The Valley Line

The recent Pasadena Pops concert was all about the number 57 in a myriad of round-about ways. Even the musical “The Music Man” with its famed “76 Trombones” song can figure into this magical number because it opened on Broadway in December 1957.

JD Cullum's reading of Dr. Seuss's “Cat in the Hat,” written in 1957, was amazingly fun and made me realize I have a very tall hat to fill if I can come even close to making this story as exciting when I read it to my grandchildren. Cullum kept everyone spellbound.

Richie Ramone, born in 1957, brought the audience to its feet after his faster-than-the- human-eye-can-follow drumming to Leonard Bernstein's “Westside Story.” Ron Abel, an incomparable music arranger, composer and pianist, was at the top of his musical vision as he arranged the collage of “Westside Story” songs for the evening's performance.

By the way, “Westside Story” also opened on Broadway in 1957. Although it was nominated for a Tony Award it lost the honor to Meredith Wilson's “The Music Man.”

Each of the pieces the outstanding Pops musicians played the rest of the evening somehow had a connection to the year 1957 in some way.

The rest of the program included the “Colonel Bogey March” from “The Bridge on the River Kwai,” which won the Oscar for best film in 1957; and a salute to Humphrey Bogart who starred in the film “The Treasure of Sierra Madre” (Bogart died in 1957 and was 57 at the time of his death); a medley of Beatles tunes of Lennon and McCartney favorites; “Finlandia,” Sibelius, the composer, died in 1957. Well, on and on it goes.

I think one of my favorite pieces for the evening was the haunting music from the film “Crouching Tiger, Hidden Dragon/The Eternal Vow,” written by Tan Dun, who was born in 1957.

It was a lovely evening of music and the crowd seemed to love every moment. The next concert — “Aren't We a Pair?” on Sept. 7, 8 and 9 marks the end of the season.

Since I won't be there that weekend, I would like to extend my best wishes to the 65 magnificent musicians who have made the Pasadena Pops what it is today — an outstanding orchestra.

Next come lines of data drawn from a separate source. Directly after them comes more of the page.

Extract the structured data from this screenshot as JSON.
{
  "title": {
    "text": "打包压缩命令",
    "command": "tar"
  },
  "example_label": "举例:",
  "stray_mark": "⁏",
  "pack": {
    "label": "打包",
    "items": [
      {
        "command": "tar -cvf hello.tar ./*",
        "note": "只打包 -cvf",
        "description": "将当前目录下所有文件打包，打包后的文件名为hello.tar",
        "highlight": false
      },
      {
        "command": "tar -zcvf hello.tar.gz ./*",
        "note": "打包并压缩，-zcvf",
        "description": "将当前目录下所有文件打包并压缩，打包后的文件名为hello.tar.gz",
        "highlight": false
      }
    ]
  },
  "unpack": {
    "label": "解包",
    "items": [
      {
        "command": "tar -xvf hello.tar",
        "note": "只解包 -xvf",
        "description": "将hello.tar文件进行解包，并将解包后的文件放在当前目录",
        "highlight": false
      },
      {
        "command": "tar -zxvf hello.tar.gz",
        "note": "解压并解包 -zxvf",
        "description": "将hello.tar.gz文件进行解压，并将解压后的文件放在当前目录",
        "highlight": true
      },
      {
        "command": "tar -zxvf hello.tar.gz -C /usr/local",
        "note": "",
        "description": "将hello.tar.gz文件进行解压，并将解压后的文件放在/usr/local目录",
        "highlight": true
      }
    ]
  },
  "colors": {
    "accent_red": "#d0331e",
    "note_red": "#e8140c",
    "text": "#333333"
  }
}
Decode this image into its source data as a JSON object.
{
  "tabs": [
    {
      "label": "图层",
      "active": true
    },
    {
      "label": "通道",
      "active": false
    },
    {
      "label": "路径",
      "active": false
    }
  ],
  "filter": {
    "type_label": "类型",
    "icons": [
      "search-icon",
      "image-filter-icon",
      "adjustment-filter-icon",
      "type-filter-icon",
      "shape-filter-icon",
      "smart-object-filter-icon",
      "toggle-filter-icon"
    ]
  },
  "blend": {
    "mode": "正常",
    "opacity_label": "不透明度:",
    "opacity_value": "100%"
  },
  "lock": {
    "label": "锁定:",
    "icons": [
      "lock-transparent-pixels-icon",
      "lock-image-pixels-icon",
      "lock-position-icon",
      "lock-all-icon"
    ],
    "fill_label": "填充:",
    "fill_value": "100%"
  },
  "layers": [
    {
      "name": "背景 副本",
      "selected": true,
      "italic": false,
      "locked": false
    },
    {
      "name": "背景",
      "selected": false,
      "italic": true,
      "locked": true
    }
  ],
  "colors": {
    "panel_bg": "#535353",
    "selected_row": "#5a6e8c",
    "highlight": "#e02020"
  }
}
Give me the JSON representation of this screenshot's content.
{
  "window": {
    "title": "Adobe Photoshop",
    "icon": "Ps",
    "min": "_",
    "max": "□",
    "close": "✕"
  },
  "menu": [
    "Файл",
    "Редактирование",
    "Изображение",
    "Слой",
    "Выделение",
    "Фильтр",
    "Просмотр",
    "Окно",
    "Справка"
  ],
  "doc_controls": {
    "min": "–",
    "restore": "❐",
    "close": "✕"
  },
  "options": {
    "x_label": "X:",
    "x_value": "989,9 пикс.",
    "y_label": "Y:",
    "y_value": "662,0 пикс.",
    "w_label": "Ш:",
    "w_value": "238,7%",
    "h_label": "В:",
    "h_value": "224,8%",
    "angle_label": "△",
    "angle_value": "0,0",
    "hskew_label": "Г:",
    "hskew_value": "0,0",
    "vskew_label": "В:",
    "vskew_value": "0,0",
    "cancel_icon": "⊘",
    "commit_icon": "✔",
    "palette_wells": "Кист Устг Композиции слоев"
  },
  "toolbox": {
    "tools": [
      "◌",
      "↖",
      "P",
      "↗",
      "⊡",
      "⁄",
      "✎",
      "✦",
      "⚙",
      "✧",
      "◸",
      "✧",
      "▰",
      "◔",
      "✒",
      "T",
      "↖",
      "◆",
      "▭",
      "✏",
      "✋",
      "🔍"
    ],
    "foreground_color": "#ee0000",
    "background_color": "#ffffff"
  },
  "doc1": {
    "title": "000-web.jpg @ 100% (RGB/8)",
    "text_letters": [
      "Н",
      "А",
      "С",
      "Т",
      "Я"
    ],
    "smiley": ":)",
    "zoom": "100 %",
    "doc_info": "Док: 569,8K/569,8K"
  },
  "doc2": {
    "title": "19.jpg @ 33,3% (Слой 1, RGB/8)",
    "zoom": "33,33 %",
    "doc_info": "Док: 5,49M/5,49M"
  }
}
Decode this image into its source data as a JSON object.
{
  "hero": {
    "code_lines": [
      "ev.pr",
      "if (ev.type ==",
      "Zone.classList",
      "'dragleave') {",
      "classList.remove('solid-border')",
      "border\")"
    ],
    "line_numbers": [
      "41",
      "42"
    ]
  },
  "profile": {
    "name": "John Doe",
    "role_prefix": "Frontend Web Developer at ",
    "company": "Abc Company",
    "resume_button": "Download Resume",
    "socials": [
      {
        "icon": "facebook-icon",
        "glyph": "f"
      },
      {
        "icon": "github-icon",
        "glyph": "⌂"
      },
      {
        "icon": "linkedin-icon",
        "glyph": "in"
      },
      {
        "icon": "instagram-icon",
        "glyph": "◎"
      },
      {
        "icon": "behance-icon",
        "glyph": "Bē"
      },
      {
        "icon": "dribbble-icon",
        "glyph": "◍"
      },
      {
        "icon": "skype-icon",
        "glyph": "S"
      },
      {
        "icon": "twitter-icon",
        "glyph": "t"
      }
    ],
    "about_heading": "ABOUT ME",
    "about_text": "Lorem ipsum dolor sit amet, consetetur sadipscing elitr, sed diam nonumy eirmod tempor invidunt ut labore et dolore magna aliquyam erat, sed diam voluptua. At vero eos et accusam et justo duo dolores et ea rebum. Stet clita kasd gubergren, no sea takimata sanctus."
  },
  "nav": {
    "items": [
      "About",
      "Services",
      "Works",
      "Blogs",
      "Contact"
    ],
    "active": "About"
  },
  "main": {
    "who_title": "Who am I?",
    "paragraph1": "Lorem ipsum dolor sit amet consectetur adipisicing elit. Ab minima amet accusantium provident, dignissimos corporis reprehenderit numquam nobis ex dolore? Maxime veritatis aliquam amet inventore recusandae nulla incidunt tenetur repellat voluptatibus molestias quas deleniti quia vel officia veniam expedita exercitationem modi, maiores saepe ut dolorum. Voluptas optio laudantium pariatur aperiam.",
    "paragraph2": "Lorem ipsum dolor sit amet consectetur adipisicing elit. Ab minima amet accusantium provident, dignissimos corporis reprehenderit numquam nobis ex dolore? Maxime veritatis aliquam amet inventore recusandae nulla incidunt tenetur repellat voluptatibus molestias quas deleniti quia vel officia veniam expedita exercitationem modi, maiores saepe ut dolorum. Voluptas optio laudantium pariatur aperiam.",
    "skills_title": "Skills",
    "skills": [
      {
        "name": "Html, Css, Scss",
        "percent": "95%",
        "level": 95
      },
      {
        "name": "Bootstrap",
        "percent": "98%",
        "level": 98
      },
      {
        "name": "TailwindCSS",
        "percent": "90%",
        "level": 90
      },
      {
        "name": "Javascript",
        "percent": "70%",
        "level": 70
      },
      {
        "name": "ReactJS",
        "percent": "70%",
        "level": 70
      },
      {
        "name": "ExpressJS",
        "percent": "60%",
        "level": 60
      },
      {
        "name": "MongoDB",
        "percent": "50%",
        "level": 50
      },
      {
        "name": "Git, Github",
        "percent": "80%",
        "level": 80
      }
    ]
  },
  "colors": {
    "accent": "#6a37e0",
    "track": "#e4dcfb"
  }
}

These musicians have been faithful to their commitment of bringing the best of their talents to Descanso concert goers. They have been loyal to not only the subscribers to the summer series but to single ticket holders. They have made the Pasadena Pops orchestra and the concert goers their summer priority.

Readers, as you may or may not know, the orchestra that will sit before you on those September dates have been in essence “fired,” as The Pasadena Symphony takes over the reins and will replace these musicians with its own members.

My hope is that the managerial “powers that be” will reconsider and retain all 65 of the existing orchestra members because they are the Pasadena Pops, they are the ones who make the music.

To every one of the Pops musicians, you have given not only me but thousands of concert subscribers great joy with your professional musicianship for nearly 20 years. You have filled my ears and heart with such beautiful music. I will miss each and every one of you.